Patient consulting with physician. | Image Credit: Chinnapong - stock.adobe.com

Patient consulting with physician. | Image Credit: Chinnapong - stock.adobe.com

Although a minor association was found between prolactin levels and risk of developing estrogen receptor (ER)-positive or ER-negative breast cancers, use of selective serotonin reuptake inhibitors (SSRIs) were not associated with breast cancer risk, according to a recent study.

Researchers applied a 2 sample Mendelian randomization (MR) study that focused on genetic variants assigned randomly at conception. Patients with depression are usually prescribed SSRIs as first line treatment because they increase synaptic 5-hydroxytryptamine (5-HT) concentrations that in turn elevate prolactin concentrations, often related to the proliferation and differentiation of breast cancer cells.

The study used MR analysis with genetic data to investigate the link between antidepressants, specifically SSRIs, and breast cancer risk, as well as the role of prolactin levels. They confirmed associations using statistical methods like inverse variance weighted (IVW) and MR-Egger regression, while also testing for potential biases like heterogeneity and pleiotropy. The analysis satisfied MR's 3 conditions, ensuring reliable results regarding the effects of antidepressants and prolactin levels on breast cancer risk. Single-nucleotide polymorphisms were screened from the GWAS database.

Potential links between increased breast cancer risk and prolactin levels triggered by a rise in 5-HT levels were investigated. Researchers examined this hypothesis by analyzing the relationships between these factors. They specifically focused on single-nucleotide polymorphisms (SNPs) known to influence 5-HT, prolactin, and breast cancer risk. These SNPs were used as instrumental variables to assess the causal effect of prolactin on breast cancer. Additionally, the research explored the established connection between prolactin levels and the use of SSRIs to solidify the potential link in the SSRI-prolactin-breast cancer hypothesis.

Study results found no notable risks linked between antidepressant use, including SSRIs and breast cancer with ER-positive or ER-negative types (all methods P > .05). However, the analysis did find some association between prolactin levels and breast cancer (IVW: OR, 1.058; P = .02) and ER-positive breast cancer (IVW: OR, 1.066; P = .027), with higher prolactin levels increasing ER-positive breast cancer and other forms of breast cancer.

There was no statistically significant association between SSRI use and prolactin levels (all methods P > .05). To further explore the relationship, the researchers reversed the analysis by treating prolactin levels as the exposure and SSRI use as the outcome. Even with this reversed approach, no causal connection emerged between any of the variables examined and prolactin levels (all methods P > .05).

Bidirectional Mendelian randomization suggest a causal relationship, although individual tests weren't statistically significant (P > .05).

Results of the Cochran’s Q test analysis did not find evidence of genetic factors affecting the results because the SNPs were not statistically significant in the analysis.

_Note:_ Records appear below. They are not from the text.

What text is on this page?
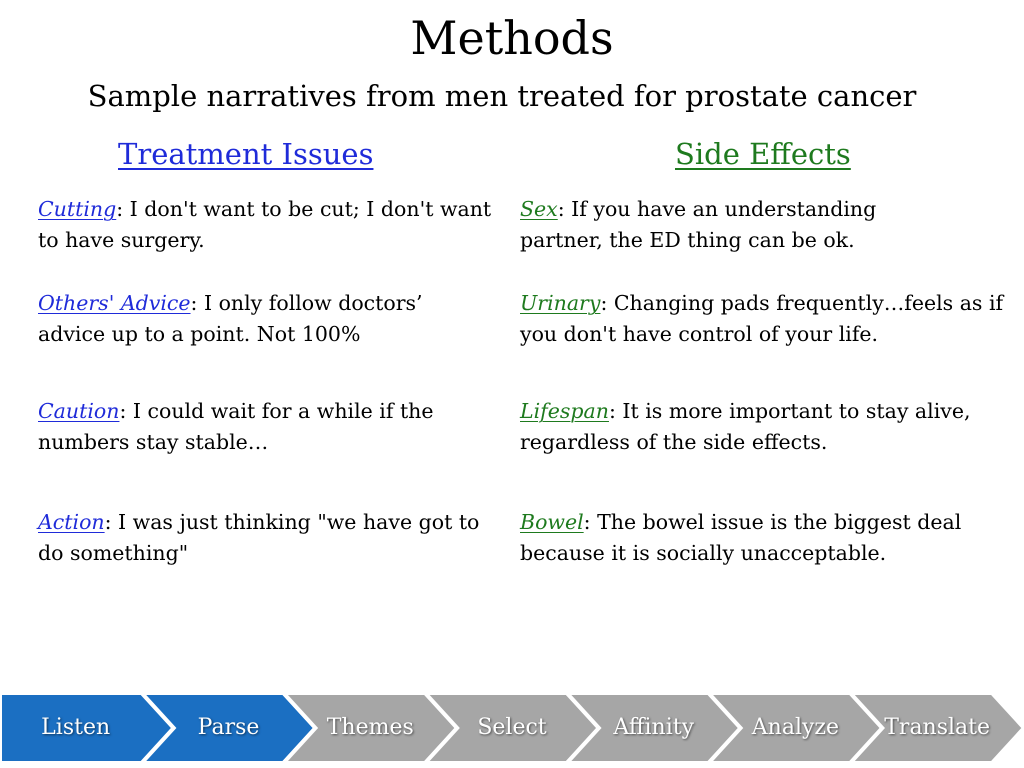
Methods
Sample narratives from men treated for prostate cancer
Treatment Issues	Side Effects
Cutting: I don't want to be cut; I don't want to have surgery.
Others' Advice: I only follow doctors’ advice up to a point. Not 100%
Caution: I could wait for a while if the numbers stay stable…
Action: I was just thinking "we have got to do something"
Sex: If you have an understanding partner, the ED thing can be ok.
Urinary: Changing pads frequently…feels as if you don't have control of your life.
Lifespan: It is more important to stay alive, regardless of the side effects.
Bowel: The bowel issue is the biggest deal because it is socially unacceptable.
Listen	Parse	Themes	Select	Affinity	Analyze	Translate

This suggests a low chance of pleiotropy, when a single gene influences multiple traits. Additionally, a leave-one-out analysis confirmed that no single SNP significantly impacted the overall findings.

No significant influence from genes affecting other traits like horizontal pleiotropy were observed. Neither the funnel plot nor the MR-PRESSO test detected any bias or outliers after correction. This strengthens the idea that the SNPs studied only affect the trait of interest.

Study results were limited by the population sample of only European origin and did not display data from other ethnic groups. Additionally, the lack of data on genetic variations associated with antidepressant dosage hinders the potential for more precise treatment recommendations. Future studies should take these limitations into consideration along with health care professionals accounting for breast cancer risk when prescribing antidepressant classes to patients.

The 3-method MR analysis methods found no increased risk of breast cancer from antidepressant medication even though prolactin levels showed some connection to breast cancer, there was no evidence that SSRIs directly caused these changes. Further heterogeneity and sensitivity tests confirmed the strength of these findings.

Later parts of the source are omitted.